Ca fait 30 ans. - A.-E.Lemoine: L'arrivée au Québec, c'était aussi pour vous le début des questions d'identité.

Vous étiez marocain, vous parliez français, arabe. Vous aviez les yeux bleus. Les Québécois ne comprenaient pas. - G.Elmaleh: J'ai toujours été d'ailleurs.

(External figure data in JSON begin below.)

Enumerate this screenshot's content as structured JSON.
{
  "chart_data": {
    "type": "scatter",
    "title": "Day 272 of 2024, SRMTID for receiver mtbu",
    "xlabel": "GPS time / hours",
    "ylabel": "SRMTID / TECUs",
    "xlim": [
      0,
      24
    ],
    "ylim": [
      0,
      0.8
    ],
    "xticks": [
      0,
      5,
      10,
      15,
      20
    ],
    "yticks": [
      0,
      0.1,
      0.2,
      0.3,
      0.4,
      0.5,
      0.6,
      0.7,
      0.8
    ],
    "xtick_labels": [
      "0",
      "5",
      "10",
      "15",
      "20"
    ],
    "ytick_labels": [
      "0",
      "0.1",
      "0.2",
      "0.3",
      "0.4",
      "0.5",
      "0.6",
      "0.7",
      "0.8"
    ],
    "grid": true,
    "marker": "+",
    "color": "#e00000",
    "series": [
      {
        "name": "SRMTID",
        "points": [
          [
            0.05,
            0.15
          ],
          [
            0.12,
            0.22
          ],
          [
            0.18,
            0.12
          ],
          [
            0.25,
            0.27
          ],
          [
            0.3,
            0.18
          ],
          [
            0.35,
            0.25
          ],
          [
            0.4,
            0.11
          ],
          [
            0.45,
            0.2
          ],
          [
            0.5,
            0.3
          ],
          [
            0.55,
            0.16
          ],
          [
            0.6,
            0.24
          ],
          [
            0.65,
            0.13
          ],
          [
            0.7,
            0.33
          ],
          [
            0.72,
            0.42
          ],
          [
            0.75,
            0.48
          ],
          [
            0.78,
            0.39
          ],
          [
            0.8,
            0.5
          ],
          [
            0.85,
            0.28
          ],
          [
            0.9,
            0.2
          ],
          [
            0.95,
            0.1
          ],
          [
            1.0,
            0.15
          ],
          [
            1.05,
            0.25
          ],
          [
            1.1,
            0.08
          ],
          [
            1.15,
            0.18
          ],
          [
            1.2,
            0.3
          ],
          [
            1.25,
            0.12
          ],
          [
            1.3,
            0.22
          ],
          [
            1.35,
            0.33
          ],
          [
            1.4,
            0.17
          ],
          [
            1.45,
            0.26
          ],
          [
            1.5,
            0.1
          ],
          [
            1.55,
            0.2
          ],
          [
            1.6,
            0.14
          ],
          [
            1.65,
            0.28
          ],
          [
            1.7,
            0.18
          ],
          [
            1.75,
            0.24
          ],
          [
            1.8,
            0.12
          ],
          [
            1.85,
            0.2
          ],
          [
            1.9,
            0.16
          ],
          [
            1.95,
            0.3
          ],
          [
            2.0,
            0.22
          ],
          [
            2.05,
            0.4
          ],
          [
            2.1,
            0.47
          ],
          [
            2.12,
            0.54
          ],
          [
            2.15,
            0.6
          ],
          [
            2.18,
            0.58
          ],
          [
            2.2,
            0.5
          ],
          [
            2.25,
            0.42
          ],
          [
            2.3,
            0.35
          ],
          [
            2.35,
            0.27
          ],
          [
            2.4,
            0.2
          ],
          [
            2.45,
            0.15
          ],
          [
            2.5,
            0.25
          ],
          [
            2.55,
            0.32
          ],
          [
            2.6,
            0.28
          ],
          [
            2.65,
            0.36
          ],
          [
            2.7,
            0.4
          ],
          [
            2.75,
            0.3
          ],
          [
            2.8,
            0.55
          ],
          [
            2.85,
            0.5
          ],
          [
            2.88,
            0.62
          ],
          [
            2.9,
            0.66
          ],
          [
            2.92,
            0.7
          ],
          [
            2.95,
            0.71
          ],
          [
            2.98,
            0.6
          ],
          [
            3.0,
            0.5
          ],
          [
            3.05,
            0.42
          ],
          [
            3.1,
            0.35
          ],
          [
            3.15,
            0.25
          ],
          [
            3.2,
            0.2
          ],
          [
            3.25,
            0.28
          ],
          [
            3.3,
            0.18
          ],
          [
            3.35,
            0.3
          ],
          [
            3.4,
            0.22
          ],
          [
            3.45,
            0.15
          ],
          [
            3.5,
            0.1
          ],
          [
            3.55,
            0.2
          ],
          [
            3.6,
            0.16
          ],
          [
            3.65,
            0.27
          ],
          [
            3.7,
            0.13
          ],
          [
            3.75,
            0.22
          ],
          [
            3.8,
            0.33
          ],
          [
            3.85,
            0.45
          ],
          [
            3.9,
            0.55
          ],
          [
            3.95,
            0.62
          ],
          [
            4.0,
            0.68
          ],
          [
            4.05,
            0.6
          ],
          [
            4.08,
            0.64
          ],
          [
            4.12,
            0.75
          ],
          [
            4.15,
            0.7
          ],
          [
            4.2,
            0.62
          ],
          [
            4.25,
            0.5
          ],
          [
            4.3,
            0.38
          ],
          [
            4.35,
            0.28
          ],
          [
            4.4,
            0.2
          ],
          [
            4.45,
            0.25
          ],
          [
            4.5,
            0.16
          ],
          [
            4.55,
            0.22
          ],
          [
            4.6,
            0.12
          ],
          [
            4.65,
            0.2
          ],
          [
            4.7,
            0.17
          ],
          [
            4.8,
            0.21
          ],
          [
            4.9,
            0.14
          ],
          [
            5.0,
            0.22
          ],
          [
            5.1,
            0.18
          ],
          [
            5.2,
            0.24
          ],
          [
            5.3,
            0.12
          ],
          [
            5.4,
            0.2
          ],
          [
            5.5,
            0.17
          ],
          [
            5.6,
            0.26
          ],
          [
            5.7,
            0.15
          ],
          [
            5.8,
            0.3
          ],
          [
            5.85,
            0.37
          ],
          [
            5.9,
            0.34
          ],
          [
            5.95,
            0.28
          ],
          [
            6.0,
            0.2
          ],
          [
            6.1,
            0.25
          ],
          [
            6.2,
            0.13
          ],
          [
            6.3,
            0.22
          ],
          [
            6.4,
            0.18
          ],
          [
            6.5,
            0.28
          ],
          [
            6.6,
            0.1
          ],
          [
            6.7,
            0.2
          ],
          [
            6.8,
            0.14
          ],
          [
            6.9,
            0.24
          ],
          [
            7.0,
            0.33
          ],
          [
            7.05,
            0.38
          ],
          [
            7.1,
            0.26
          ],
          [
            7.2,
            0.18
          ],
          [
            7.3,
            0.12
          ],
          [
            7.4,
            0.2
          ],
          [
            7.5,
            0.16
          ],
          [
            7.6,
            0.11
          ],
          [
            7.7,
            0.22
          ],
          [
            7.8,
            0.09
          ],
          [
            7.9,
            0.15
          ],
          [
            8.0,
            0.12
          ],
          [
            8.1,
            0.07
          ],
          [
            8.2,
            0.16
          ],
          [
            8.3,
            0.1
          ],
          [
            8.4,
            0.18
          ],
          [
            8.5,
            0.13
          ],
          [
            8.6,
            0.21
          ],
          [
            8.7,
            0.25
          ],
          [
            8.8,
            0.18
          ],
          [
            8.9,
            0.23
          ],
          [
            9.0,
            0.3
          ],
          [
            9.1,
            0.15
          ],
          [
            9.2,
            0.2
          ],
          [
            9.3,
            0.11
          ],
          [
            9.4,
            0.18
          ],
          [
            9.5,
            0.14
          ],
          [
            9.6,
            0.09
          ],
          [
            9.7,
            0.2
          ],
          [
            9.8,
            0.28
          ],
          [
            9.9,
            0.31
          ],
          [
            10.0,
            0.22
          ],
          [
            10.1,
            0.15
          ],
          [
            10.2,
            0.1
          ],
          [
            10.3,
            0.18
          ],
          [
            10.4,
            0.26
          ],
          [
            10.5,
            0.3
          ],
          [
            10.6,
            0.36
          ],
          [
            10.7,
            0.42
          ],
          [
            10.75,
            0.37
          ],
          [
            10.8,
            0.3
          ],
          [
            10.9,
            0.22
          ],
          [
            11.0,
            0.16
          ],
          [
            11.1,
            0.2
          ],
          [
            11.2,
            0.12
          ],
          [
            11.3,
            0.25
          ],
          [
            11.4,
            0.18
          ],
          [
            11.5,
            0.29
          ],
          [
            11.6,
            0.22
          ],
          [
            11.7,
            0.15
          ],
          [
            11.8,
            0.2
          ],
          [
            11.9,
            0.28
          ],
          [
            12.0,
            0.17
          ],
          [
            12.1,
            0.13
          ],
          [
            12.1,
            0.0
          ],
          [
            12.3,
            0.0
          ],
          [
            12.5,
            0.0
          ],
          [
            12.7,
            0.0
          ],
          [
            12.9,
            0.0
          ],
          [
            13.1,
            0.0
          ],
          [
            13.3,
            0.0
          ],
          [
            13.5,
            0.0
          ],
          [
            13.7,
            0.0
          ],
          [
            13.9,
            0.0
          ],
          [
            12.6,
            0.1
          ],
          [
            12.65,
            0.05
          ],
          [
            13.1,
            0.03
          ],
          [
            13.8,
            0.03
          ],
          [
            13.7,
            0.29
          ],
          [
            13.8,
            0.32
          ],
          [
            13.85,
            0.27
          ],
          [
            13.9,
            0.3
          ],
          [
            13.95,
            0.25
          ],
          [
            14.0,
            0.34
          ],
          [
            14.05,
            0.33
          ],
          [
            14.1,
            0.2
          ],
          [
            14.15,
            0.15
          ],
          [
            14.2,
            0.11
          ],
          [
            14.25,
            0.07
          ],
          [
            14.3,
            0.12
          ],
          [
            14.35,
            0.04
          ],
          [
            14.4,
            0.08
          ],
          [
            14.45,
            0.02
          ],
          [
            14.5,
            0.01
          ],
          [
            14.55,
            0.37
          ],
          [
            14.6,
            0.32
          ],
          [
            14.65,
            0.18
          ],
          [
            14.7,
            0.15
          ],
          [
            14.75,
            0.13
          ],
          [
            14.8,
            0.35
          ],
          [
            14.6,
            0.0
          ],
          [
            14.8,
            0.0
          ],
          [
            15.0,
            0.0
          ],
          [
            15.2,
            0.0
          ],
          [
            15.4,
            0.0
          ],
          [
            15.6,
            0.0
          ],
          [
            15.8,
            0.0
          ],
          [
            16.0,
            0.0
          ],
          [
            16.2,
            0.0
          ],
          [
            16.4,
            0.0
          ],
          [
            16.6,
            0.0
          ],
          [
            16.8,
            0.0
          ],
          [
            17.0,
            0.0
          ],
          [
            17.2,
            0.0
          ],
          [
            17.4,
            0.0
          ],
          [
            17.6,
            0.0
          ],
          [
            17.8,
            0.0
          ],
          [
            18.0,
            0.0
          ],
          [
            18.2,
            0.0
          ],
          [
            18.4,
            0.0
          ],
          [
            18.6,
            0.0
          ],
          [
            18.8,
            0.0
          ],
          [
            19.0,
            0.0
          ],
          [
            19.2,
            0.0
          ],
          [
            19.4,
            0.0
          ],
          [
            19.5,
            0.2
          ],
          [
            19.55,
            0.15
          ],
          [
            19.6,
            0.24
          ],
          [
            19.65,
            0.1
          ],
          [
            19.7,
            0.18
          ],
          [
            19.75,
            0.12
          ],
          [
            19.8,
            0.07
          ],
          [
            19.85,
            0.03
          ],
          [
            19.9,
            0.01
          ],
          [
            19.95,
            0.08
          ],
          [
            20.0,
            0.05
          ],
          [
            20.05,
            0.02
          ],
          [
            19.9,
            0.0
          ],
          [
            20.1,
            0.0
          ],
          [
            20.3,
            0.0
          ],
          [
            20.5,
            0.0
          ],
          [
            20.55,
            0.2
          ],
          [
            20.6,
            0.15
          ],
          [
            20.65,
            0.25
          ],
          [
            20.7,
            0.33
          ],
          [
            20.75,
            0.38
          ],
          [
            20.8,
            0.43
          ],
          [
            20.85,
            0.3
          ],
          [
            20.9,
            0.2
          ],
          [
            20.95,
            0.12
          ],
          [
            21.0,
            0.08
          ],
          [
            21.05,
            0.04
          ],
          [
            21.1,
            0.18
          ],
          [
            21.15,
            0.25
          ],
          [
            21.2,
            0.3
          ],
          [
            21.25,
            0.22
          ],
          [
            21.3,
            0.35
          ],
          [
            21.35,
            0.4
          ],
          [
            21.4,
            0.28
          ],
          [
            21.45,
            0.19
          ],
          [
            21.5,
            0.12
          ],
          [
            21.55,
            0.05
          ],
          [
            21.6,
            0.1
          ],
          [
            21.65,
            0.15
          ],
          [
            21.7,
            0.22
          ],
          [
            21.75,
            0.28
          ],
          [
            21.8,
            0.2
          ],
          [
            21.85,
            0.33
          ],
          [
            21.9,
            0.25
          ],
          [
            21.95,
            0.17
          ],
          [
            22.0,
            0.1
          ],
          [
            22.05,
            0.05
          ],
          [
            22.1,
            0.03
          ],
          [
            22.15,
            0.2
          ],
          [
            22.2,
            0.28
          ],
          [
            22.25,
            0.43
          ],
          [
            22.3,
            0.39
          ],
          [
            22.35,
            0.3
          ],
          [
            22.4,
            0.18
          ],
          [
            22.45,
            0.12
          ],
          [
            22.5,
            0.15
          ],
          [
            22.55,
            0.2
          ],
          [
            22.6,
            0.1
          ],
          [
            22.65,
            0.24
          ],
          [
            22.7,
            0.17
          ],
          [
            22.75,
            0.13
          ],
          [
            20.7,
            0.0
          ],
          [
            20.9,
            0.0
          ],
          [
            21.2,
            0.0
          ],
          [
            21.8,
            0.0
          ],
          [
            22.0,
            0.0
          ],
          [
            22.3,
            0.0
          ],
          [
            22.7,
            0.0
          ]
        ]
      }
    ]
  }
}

Ca m'a beaucoup servi. Quand je suis revenu du Canada, j'étais au Cours Florent et j'étais un mec du Canada, alors que je n'étais pas du tout canadien, bien que j'aie un passeport canadien. Au Canada, j'étais le Marocain.

Aux Etats-Unis, j'étais le french guy. Je suis revenu en France et j'ai beaucoup de bonheur à faire mon métier. Après, l'identité reste la même.

Elle ne bouge pas. - A.-E.Lemoine: Vous êtes soi-même ou lui-même... - G.Elmaleh: Le comique incroyable avec qui j'ai écrit, R.Frayssinet, a trouvé ce titre.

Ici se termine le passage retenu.